Мастер Ларци хмыкнул, и Лучано под его взглядом вмиг почувствовал себя обычным оборвышем на улице родной Вероккьи, которого почтенные люди близко не подпустят, чтобы кошелек не стянул.

– Пей шамьет, а то остынет, – мягко посоветовал Ларци и пригубил свой.

Лучано обреченно поднес чашку к губам. Вдохнул аромат, еще раз и третий. Пахло только знакомыми специями, смешанными в строгом соответствии с рецептом. Он набрал чуть шамьета в рот, понежил на языке… Ничего! Ничего, кроме самого шамьета и пряностей!

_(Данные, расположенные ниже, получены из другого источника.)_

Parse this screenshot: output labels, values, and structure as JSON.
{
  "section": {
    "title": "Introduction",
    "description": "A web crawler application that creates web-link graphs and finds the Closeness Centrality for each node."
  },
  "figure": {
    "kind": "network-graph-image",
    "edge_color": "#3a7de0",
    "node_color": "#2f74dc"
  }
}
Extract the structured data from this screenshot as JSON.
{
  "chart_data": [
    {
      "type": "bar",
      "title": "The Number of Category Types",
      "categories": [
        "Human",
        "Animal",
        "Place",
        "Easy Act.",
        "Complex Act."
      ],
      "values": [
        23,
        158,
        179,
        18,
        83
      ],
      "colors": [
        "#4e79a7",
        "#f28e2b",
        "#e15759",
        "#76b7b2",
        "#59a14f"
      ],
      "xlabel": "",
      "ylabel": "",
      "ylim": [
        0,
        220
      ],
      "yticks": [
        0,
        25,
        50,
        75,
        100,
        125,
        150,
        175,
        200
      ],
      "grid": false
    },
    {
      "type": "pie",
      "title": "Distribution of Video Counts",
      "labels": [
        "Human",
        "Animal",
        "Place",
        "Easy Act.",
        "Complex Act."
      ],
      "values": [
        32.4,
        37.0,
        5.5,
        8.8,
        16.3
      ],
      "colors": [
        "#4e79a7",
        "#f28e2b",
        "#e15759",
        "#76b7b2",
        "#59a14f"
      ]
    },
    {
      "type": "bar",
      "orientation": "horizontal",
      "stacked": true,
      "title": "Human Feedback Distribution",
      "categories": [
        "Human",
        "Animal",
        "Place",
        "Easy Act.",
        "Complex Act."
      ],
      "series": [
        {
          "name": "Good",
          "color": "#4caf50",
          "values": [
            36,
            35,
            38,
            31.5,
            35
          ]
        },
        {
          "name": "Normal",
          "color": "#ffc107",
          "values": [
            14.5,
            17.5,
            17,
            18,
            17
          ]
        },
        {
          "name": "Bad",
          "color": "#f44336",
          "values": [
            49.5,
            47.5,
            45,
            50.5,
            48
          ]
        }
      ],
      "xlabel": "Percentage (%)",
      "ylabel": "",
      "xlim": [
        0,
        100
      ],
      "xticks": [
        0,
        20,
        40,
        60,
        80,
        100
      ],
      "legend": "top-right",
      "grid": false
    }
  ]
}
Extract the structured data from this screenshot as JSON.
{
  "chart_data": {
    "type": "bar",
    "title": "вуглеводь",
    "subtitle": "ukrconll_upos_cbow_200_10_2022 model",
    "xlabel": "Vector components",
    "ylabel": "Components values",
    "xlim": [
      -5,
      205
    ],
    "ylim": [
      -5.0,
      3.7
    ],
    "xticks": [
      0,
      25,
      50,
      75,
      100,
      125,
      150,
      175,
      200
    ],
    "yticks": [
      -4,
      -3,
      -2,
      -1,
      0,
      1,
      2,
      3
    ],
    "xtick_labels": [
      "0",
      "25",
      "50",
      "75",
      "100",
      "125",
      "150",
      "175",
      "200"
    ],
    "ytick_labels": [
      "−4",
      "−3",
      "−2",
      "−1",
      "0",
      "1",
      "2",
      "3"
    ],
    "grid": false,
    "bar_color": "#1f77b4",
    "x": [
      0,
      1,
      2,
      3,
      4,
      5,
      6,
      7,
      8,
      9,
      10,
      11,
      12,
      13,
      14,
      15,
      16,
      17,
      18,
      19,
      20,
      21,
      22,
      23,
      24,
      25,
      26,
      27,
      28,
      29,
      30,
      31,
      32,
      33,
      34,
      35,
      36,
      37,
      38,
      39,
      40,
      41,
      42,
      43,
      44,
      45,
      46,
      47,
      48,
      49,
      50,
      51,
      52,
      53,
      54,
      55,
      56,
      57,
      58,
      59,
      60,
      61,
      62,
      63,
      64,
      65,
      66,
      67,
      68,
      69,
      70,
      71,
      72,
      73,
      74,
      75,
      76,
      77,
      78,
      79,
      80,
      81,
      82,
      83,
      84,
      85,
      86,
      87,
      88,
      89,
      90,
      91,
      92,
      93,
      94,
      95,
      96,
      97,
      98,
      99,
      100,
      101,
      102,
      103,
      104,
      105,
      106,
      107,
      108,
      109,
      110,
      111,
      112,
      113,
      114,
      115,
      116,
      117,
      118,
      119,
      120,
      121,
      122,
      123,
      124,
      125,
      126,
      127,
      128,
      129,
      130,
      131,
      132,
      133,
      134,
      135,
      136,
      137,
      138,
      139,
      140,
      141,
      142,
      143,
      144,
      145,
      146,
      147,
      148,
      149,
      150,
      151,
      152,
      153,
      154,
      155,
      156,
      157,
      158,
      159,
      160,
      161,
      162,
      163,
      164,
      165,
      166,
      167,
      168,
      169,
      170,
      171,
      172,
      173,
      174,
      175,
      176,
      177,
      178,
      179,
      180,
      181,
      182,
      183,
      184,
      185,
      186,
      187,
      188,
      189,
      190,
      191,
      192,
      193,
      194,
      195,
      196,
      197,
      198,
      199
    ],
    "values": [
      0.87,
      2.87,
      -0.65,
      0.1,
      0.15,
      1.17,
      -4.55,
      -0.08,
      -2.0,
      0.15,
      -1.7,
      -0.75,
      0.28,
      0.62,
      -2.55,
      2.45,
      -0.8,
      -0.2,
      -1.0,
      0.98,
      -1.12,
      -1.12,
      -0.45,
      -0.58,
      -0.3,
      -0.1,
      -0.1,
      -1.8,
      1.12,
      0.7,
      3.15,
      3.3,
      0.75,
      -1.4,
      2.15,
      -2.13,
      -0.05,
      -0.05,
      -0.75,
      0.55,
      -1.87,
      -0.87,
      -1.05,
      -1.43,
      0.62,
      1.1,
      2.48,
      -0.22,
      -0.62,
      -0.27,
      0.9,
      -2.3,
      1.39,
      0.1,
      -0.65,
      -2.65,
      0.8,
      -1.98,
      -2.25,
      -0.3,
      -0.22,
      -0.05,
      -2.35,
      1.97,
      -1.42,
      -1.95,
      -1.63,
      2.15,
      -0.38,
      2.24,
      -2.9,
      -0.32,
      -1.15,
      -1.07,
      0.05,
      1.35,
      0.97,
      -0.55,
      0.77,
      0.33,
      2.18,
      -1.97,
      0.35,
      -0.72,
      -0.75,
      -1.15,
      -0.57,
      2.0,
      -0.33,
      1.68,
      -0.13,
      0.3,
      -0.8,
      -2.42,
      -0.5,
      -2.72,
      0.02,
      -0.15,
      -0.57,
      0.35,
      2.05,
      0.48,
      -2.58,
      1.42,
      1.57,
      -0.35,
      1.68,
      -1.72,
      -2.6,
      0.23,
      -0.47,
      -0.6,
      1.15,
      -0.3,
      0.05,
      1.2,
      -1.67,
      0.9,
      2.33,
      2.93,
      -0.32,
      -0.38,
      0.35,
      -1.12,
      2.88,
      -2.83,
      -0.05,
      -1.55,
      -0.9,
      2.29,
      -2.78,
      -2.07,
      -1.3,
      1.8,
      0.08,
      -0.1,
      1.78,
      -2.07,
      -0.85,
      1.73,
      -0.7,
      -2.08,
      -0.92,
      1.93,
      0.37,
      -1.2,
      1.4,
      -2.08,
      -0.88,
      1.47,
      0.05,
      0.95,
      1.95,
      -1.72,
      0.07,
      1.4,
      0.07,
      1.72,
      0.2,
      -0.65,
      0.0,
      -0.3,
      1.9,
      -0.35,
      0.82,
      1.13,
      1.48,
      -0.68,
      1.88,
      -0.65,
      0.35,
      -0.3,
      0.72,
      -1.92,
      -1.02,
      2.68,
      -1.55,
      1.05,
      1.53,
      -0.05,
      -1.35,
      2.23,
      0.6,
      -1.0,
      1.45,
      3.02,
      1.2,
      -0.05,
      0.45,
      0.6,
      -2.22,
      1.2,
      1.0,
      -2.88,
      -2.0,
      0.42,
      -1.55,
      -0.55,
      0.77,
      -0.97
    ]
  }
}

Впрочем, если сам Ларци Тысяча Ядов снизошел до того, чтобы сварить шамьет, кто же откажется? Уж точно не его ученик, который лучше всех знает, что личные яды мастера невозможно распознать. И потому выбор всего один: пить или не пить.

Почти наслаждаясь бесстрастным и безнадежным спокойствием, охватившим его, Лучано медленно выцедил половину. Опустился во второе кресло и поставил чашку рядом на подлокотник. Отменный шамьет! Если даже отравленный, на вкусе и запахе это никак не сказалось. Стоит получить хотя бы это последнее удовольствие от маленького шедевра своего мастера.

Ларци, посмотрел на него, встал, подошел и… отвесил быстрый тяжелый подзатыльник, так что у Лучано голова качнулась вперед.

– За что? – изумленно выдохнул он, выпрямляясь.

– Идиотто, – уронил мастер, словно это было объяснением. Вернувшись в кресло, снова поглядел на Лучано, вздохнул и пояснил: – Если ты мне доверяешь, нечего пить хороший шамьет с такой рожей, будто тебя сейчас от него скрючит. А если не доверяешь, то зачем пьешь, идиотто?!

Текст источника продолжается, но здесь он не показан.